5: Failure recovery: different, but still good. Hadoop is naturally resilient to system faults or failures since data are written to disk after every operation, but Spark has similar built-in resiliency by virtue of the fact that its data objects are stored in something called resilient distributed datasets distributed across the data cluster. “These data objects can be stored in memory or on disks, and RDD provides full recovery from faults or failures,” Borne pointed out.
Use cases for Spark :
The main use cases for Spark are iterative Machine Learning algorithms and Interactive analytics.
From the ML side
Most ML algorithms run on the same data set iteratively and in MapReduce , there was no easy way to communicate a shared state from iteration to iteration.
There has been an attempt to formalize this in the form of MapReduce Design Patterns for various use cases in this book – Data-Intensive Text Processing with MapReduce (Synthesis Lectures on Human Language Technologies): Jimmy Lin, Chris Dyer, Graeme Hirst: 9781608453429: Amazon.com: Books
Most of these techniques attempted to use Java specific features in Hadoop( ThreadLocal etc) even though MapReduce in theory did not offer any shared state communication model.
Spark is the next stage in the evolution of this. The fundamental thinking is that fine grained mutable state is a very low level abstraction and building block for ML algorithms ; Hence Spark was an attempt to raise this abstraction to coarse grained immutable data called RDD’s ( Resilient DIstributed DataSets) ;
Since HDFS never really supported multiple writer concurrent appends anyway , it follows that RDD’s are not giving up much by being immutable – whereas you gain a lot by having both immutability and a higher level of abstraction to begin with for big data.
If communicating shared state was one problem, the other problem was that MapReduce was initially created for batch analytics – with only two operators map/reduce. However it was becoming very clear that most interactive analytics queries required many more map/reduce jobs to achieve their purpose.
Cascading etc was one way to approach this. Another way to approach this was to create a high level SQL like language and compile the language to generate these MapReduce queries(Hive/Pig) . However since all these jobs did multiple passes on data (each time loading from HDFS) – they could not achieve the latencies expected of Interactive analytics.

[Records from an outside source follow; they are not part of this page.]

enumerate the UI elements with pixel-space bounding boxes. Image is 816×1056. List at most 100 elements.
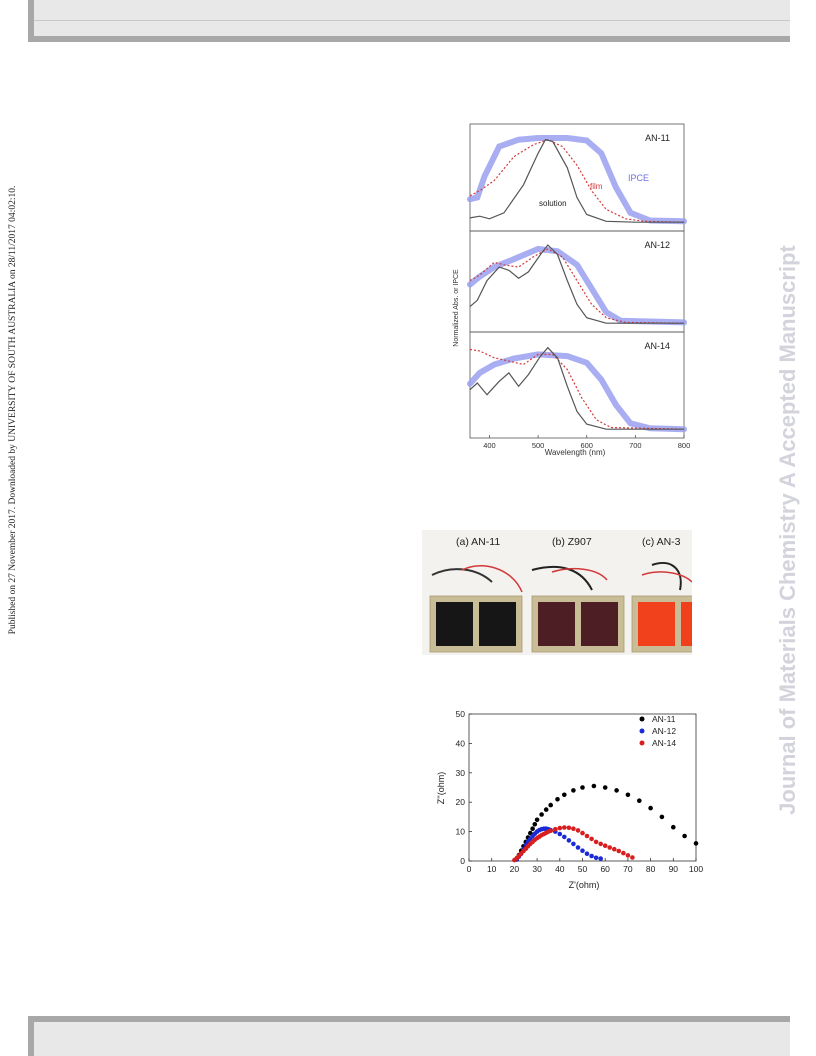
data-point [614,788,619,793]
panel-label: AN-12 [644,240,670,250]
y-tick-label: 10 [456,827,466,837]
data-point [557,825,563,831]
x-tick-label: 800 [678,441,691,450]
x-tick-label: 20 [510,864,520,874]
nyquist-points [512,783,699,863]
data-point [548,802,553,808]
data-point [602,785,608,790]
film-label: film [590,182,603,191]
x-tick-label: 70 [623,864,633,874]
nyquist-ylabel: Z''(ohm) [436,772,446,804]
data-point [566,825,572,831]
ipce-curve [467,351,687,433]
panel-label: AN-14 [644,341,670,351]
x-tick-label: 80 [646,864,656,874]
data-point [575,828,581,833]
data-point [648,805,653,811]
cell-left [436,602,473,646]
data-point [571,841,576,847]
data-point [532,822,538,827]
data-point [659,814,665,820]
data-point [571,788,576,793]
watermark-text: Journal of Materials Chemistry A Accepte… [775,245,800,815]
data-point [593,839,599,845]
series-an-11 [514,783,699,862]
y-tick-label: 0 [460,856,465,866]
ipce-label: IPCE [628,173,649,183]
dssc-module-3 [631,595,692,653]
data-point [543,807,549,812]
nyquist-legend: AN-11 AN-12 AN-14 [639,714,676,748]
x-tick-label: 90 [669,864,679,874]
cell-left [638,602,675,646]
data-point [575,845,581,850]
x-tick-label: 10 [487,864,497,874]
caption-z907: (b) Z907 [552,536,592,548]
journal-watermark: Journal of Materials Chemistry A Accepte… [770,140,806,920]
data-point [671,824,676,830]
dssc-modules [429,595,692,653]
data-point [598,841,603,847]
spectra-ylabel: Normalized Abs. or IPCE [453,269,460,347]
dssc-module-2 [531,595,625,653]
ipce-curve [467,135,687,225]
data-point [548,828,553,833]
caption-an11: (a) AN-11 [456,536,500,548]
solution-curve [469,346,684,430]
ipce-curve [467,245,687,326]
spectra-panel-1: AN-11 IPCE film solution [467,123,687,232]
data-point [562,825,567,830]
dssc-photo: (a) AN-11 (b) Z907 (c) AN-3 [422,530,692,655]
data-point [589,853,594,859]
data-point [607,845,612,850]
legend-marker [639,740,645,746]
legend-marker [639,728,645,734]
cell-right [479,602,516,646]
x-tick-label: 50 [578,864,588,874]
x-tick-label: 30 [532,864,542,874]
x-tick-label: 100 [689,864,703,874]
x-tick-label: 40 [555,864,565,874]
data-point [530,826,535,831]
x-tick-label: 700 [629,441,642,450]
x-tick-label: 400 [483,441,496,450]
spectra-figure: Normalized Abs. or IPCE AN-11 IPCE film sol… [453,123,690,457]
data-point [682,833,687,839]
data-point [562,792,567,798]
publication-info-text: Published on 27 November 2017. Downloade… [8,185,18,635]
bottom-footer-bar [28,1016,790,1056]
nyquist-chart: Z''(ohm) 0 10 20 30 40 50 60 70 80 90 100 0 10 20 30 40… [436,709,703,890]
nyquist-xlabel: Z'(ohm) [569,880,600,890]
solution-label: solution [539,199,567,208]
dssc-module-1 [429,595,523,653]
x-tick-label: 600 [580,441,593,450]
data-point [630,855,635,860]
legend-marker [639,716,645,722]
spectra-xticks: 400 500 600 700 800 [483,435,690,450]
data-point [566,838,572,843]
data-point [580,830,585,836]
data-point [589,836,594,842]
film-curve [469,139,685,223]
data-point [693,841,699,846]
y-tick-label: 30 [456,768,466,778]
series-an-14 [512,825,635,863]
solution-curve [469,139,684,223]
cell-right [681,602,692,646]
data-point [616,848,622,854]
cell-left [538,602,575,646]
y-tick-label: 50 [456,709,466,719]
data-point [593,855,599,861]
cell-right [581,602,618,646]
panel-label: AN-11 [645,133,670,143]
data-point [571,826,576,831]
data-point [584,851,590,856]
data-point [553,826,558,832]
y-tick-label: 20 [456,797,466,807]
publication-sidebar: Published on 27 November 2017. Downloade… [3,150,23,670]
data-point [555,797,560,802]
solution-curve [469,244,684,324]
data-point [534,817,540,823]
film-curve [469,348,685,430]
film-curve [469,248,685,324]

Hadoop ecosystem quickly realized that the generation of mapReduce jobs and running them sequentially was not the right approach for Interactive analytics and there needed a way to directly operate on HDFS. Google Dremel/Cloudera Impala and others ( I call it “Data Center SQL” – with SQL and their Multi-Level serving trees directly operating on HDFS) was one approach.
Another point to note is that main memory became even more cheaper during this time.
However/hence Spark probably took the approach that even batch analytics + In-memory RDD could achieve the same latencies as the Impala/Dremel approaches. So to be precise Spark is a batch analytics system that can masquerade as an interactive analytics system because of operating on in-memory RDD’s and the caching hence possible.